Por detrás do nome – Croque Monsieur
O croque monsieur é um dos pratos mais icónicos dos cafés franceses: uma sanduíche quente, crocante e cheia de queijo e fiambre, que encarna o espírito dos bistrôs parisienses. Mas de onde vem este nome tão curioso e como nasceu este prato?
Origens e primeiras referências
O termo croque monsieur vem do verbo francês croquer (trincar, mastigar com estalido) e monsieur (senhor). Literalmente, significa “Senhor Crocante”, um nome divertido e algo irónico que diz logo ao que vem: uma dentada crocante e saborosa.
A primeira referência escrita conhecida ao croque monsieur surge em 1910 num menu de café parisiense. Ficou ainda mais famoso em 1918, quando Marcel Proust o menciona em Em Busca do Tempo Perdido, o que ajudou a consolidar o seu estatuto cultural.

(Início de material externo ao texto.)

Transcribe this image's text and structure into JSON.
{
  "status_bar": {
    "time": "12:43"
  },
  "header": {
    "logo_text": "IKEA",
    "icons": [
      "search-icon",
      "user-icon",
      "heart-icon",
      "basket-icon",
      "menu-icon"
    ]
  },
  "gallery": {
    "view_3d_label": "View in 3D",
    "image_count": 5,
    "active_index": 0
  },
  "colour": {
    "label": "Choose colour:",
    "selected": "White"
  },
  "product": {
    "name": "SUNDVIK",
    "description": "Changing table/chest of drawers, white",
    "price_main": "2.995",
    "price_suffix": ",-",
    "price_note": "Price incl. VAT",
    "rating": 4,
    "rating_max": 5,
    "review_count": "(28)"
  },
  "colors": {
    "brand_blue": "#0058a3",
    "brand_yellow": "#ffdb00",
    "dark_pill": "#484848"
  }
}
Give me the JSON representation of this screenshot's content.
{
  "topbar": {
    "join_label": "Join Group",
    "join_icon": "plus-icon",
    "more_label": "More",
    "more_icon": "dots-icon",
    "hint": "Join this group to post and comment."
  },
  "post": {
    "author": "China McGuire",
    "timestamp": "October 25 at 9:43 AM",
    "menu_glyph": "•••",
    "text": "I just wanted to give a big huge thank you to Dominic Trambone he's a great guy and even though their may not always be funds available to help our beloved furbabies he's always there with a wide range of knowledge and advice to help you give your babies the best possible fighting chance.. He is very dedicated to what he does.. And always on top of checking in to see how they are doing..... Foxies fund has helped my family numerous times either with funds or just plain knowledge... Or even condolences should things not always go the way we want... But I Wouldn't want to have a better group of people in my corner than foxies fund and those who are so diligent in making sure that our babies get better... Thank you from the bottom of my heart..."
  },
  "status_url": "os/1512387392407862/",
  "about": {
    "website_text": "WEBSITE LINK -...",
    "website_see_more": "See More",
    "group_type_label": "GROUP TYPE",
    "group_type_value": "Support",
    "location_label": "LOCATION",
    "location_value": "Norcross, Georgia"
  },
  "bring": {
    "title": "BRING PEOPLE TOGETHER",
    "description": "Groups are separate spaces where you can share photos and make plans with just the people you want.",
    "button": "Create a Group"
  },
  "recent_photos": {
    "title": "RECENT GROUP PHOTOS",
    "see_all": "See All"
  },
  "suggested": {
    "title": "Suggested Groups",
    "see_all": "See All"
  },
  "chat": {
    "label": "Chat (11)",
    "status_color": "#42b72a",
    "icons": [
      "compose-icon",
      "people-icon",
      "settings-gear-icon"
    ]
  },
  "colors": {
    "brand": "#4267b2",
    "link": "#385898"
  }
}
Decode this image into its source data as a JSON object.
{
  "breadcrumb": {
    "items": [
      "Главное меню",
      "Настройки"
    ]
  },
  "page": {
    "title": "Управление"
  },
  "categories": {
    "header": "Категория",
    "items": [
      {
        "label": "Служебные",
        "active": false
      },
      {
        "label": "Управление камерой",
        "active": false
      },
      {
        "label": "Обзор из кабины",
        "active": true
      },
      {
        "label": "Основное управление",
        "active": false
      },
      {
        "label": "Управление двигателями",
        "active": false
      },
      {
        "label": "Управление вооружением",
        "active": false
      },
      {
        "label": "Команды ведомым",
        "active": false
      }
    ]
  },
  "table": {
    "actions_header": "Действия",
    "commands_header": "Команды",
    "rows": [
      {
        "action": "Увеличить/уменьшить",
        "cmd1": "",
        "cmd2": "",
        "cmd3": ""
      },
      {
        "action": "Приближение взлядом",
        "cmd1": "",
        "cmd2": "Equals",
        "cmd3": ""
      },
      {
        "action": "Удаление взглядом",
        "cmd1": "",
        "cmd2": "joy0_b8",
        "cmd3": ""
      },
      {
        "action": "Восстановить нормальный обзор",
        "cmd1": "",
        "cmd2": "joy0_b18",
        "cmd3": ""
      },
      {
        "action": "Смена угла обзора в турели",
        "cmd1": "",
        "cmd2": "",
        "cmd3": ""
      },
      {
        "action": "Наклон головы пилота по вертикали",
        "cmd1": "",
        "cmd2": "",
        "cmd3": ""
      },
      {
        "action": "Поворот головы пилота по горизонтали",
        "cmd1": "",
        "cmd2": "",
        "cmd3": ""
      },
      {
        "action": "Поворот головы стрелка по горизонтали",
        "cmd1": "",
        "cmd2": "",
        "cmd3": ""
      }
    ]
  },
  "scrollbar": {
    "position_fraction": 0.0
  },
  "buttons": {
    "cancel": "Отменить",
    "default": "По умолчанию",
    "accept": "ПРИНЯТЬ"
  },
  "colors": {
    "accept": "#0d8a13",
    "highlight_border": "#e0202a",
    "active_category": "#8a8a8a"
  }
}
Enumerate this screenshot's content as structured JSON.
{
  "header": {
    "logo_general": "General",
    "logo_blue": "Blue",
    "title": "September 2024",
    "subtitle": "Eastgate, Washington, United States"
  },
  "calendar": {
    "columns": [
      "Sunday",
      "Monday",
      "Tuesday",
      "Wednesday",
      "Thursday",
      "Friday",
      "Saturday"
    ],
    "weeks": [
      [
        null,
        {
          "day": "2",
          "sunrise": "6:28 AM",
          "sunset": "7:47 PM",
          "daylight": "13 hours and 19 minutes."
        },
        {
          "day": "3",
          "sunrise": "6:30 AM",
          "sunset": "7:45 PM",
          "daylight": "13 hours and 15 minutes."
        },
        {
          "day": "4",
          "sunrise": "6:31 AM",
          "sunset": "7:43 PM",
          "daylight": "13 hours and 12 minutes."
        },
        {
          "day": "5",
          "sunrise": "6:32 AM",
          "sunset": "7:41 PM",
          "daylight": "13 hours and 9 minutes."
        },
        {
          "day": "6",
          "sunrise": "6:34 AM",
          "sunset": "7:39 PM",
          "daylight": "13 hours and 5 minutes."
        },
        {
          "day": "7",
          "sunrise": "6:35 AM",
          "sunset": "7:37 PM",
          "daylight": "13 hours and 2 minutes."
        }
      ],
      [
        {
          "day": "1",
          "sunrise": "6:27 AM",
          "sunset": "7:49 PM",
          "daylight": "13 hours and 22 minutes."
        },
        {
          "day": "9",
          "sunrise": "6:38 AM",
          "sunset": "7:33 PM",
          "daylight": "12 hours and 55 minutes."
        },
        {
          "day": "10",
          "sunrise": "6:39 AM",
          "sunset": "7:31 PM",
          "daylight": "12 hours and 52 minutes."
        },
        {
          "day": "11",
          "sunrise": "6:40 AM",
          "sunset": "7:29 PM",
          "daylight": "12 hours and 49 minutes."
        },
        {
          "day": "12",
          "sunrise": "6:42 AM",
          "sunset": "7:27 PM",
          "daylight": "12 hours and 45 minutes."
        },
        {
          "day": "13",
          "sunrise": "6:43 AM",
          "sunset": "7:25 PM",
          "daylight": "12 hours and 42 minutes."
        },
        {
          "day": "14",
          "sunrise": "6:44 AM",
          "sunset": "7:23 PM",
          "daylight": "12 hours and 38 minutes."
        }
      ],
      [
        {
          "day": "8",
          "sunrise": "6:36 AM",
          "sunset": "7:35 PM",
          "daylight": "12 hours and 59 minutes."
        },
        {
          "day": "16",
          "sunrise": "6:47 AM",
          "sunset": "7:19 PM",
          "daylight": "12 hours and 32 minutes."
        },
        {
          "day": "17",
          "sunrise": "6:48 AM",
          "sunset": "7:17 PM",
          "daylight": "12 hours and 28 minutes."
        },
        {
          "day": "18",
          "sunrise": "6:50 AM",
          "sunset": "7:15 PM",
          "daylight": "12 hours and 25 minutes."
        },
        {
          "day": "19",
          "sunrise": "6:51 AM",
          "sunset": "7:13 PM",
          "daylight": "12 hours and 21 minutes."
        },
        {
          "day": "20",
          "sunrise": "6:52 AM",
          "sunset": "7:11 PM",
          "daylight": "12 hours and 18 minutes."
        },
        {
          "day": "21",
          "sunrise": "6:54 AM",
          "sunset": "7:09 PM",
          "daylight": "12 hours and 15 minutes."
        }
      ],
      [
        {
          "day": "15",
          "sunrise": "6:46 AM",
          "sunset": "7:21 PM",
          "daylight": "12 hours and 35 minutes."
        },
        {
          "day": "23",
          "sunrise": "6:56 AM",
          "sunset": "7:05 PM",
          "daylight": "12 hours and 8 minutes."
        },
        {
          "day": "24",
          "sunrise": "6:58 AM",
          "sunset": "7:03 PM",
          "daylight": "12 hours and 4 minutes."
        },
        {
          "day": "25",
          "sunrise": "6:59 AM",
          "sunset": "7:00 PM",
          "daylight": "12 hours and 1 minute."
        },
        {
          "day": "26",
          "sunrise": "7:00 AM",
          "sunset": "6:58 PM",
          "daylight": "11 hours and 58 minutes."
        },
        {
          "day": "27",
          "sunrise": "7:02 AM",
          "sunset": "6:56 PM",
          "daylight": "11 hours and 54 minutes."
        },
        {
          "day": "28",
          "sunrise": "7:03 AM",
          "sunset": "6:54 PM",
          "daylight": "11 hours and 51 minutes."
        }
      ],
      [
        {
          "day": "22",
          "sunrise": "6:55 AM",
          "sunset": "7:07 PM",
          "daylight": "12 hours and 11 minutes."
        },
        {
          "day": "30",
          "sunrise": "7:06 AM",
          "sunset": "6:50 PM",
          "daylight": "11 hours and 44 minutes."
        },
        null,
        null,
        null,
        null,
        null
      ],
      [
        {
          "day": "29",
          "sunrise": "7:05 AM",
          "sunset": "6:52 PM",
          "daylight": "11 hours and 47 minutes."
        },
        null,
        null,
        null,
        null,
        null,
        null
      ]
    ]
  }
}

A lenda do local de nascimento
Existem várias teorias sobre a verdadeira origem do prato. A mais popular diz que foi inventado por acidente num café parisiense, quando um tabuleiro de sanduíches foi deixado demasiado perto de um fogão quente, resultando numa crosta irresistível e num interior derretido. Facto ou lenda, esta história encaixa no espírito de engenho rústico tão típico da cozinha francesa.
A receita clássica
Um croque monsieur tradicional é feito com pain de mie (um pão de forma macio), recheado com fiambre e queijo Gruyère ou Emmental ralado. Muitas vezes, a sanduíche é pincelada ou coberta com molho béchamel antes de ser grelhada ou assada até ficar dourada e crocante.
Com o tempo, surgiram variações. A croque madame, coberta com um ovo estrelado ou escalfado, apareceu por volta dos anos 1960 e oferece um toque mais luxuoso, perfeito para o brunch.
Um ícone francês
Hoje em dia, o croque monsieur continua a ser presença obrigatória nos menus de cafés e brasseries em França. É simples mas indulgente – um exemplo perfeito da capacidade francesa de transformar ingredientes humildes em algo memorável.
Mais do que uma simples sanduíche, o croque monsieur conta a história da cultura de café parisiense no início do século XX, quando comer fora se tornava uma arte social e o bistrô era o coração do bairro.